L’image suggère ici la confiance en l’avenir, elle parle de joie elle parle d’une réalité qui sera possible si chacun se mobilise au service de la construction de l’avenir. Le prophète invite chaque membre du peuple à se lever comme un seul homme pour rejoindre la caravane, car la bénédiction ne peut venir sur eux sans leur participation. Nous comprenons ici que Dieu ne donne pas ses faveurs à un peuple inactif qui se contenterait de ne rien faire et d’attendre en maugréant. Au contraire, les choses ne pourront se faire que si chacun devient actif sur la route que Dieu lui trace.

Quand, sous l’impulsion de Dieu un peuple se lève et se met en marche, tout devient possible, l’avenir s’ouvre et l’espérance renait. Certes, la nuit est encore épaisse  et voile  la lumière qui cherche à poindre. En nous parlant  de la lumière qui cherche encore sa voie au travers des ténèbres, le prophète suggère que la création est à nouveau en train de se faire  toutes les fois que des hommes se lèvent, et se mettent en route sous l’impulsion de leur Dieu.

Pour tous ceux qui espèrent en Dieu, un jour nouveau est toujours en train de se préparer, et c’est en compagnie de Dieu que cela se produit. Ce jour nouveau nul ne le connaît encore, car l’avenir n’est pas prédéterminé, il n’est pas déjà tracé à l’avance. L’avenir se réalise dans un double mouvement.

 Le premier consiste à chercher à écouter Dieu avec confiance car il nous aide à voir la lumière quand tout est encore opaque autour de nous. Cette lumière se fait  d’autant plus brillante que c’est Dieu qui nous l’envoie et qu’elle éclaire ainsi notre foi.

Le deuxième mouvement  consiste à se mettre à l’œuvre  en usant des outils que la foi met à notre disposition. La foi charge notre regard de charité pour les autres, d’égalité dans l’adversité et de fraternité pour tous. La foi ne consiste pas à attendre que les événements se fassent malgré nous, car les événements attendent que ce soient nous nous agissions pour qu’ils se fassent.

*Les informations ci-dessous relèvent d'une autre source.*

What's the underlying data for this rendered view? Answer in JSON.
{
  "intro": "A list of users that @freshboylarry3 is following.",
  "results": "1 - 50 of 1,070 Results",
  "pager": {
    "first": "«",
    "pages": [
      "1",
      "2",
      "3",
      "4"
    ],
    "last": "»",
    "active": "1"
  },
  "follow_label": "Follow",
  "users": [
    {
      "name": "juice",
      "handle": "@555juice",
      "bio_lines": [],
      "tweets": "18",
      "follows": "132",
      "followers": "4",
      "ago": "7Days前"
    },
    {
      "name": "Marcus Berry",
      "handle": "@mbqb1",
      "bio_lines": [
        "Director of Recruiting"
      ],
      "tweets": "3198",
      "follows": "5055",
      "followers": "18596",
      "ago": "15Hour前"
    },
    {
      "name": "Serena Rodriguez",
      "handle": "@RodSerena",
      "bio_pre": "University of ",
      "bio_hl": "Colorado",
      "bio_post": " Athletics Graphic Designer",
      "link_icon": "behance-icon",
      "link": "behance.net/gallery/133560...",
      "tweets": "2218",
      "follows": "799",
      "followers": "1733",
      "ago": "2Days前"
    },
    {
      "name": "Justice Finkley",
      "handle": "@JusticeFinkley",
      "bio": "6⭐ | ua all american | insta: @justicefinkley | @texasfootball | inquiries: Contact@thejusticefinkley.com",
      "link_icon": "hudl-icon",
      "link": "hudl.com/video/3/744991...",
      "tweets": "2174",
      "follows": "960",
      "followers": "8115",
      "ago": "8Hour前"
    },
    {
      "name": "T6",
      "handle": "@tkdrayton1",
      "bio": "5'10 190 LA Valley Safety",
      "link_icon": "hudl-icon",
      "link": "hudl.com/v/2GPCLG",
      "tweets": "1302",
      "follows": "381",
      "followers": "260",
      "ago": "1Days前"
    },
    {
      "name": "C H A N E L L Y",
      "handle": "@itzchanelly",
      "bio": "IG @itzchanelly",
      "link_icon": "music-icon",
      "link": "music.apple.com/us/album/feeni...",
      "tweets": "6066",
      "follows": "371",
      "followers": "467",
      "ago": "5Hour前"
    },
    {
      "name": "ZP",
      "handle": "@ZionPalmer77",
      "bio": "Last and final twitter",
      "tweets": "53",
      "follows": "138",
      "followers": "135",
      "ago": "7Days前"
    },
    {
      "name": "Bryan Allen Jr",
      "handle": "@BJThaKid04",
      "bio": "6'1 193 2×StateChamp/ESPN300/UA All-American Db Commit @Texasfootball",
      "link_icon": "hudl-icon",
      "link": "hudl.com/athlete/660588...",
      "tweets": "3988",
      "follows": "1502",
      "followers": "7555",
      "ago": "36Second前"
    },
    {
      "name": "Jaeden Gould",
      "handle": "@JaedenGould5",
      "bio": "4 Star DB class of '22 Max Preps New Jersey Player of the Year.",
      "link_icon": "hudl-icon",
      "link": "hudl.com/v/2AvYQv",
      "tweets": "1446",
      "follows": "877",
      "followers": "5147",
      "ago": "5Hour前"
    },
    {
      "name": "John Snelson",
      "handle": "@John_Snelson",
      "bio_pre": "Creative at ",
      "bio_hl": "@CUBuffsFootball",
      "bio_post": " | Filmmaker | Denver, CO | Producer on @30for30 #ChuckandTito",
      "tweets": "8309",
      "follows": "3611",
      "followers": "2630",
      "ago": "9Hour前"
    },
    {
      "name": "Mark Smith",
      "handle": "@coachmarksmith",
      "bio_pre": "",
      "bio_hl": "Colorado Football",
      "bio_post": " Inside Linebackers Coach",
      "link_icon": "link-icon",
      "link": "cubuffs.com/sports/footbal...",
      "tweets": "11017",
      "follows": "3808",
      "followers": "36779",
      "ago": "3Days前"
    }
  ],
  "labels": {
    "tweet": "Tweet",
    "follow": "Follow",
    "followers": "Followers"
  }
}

En fait, les bénédictions promises se réaliseront si nous nous attachons à prendre Dieu au sérieux,  Jésus dans son évangile a redit cela à sa manière en nous recommandant d’aimer Dieu de tout notre cœur et nos prochains comme nous-mêmes. Jésus ne citait pas le prophète, il rappelait seulement les éléments essentiels de la loi de Moïse, et pourtant il faisait aussi écho à ces anciennes prophéties qui promettaient  une ère de bénédiction pour ceux qui avaient à cœur de  manifester leur foi en Dieu en collaborant avec lui. Toute l’Écriture, de la Loi de Moïse aux Écrits des prophètes, nous rappelle que l’avenir ne se construira d’une manière heureuse  qu’en collaboration étroite avec notre Dieu.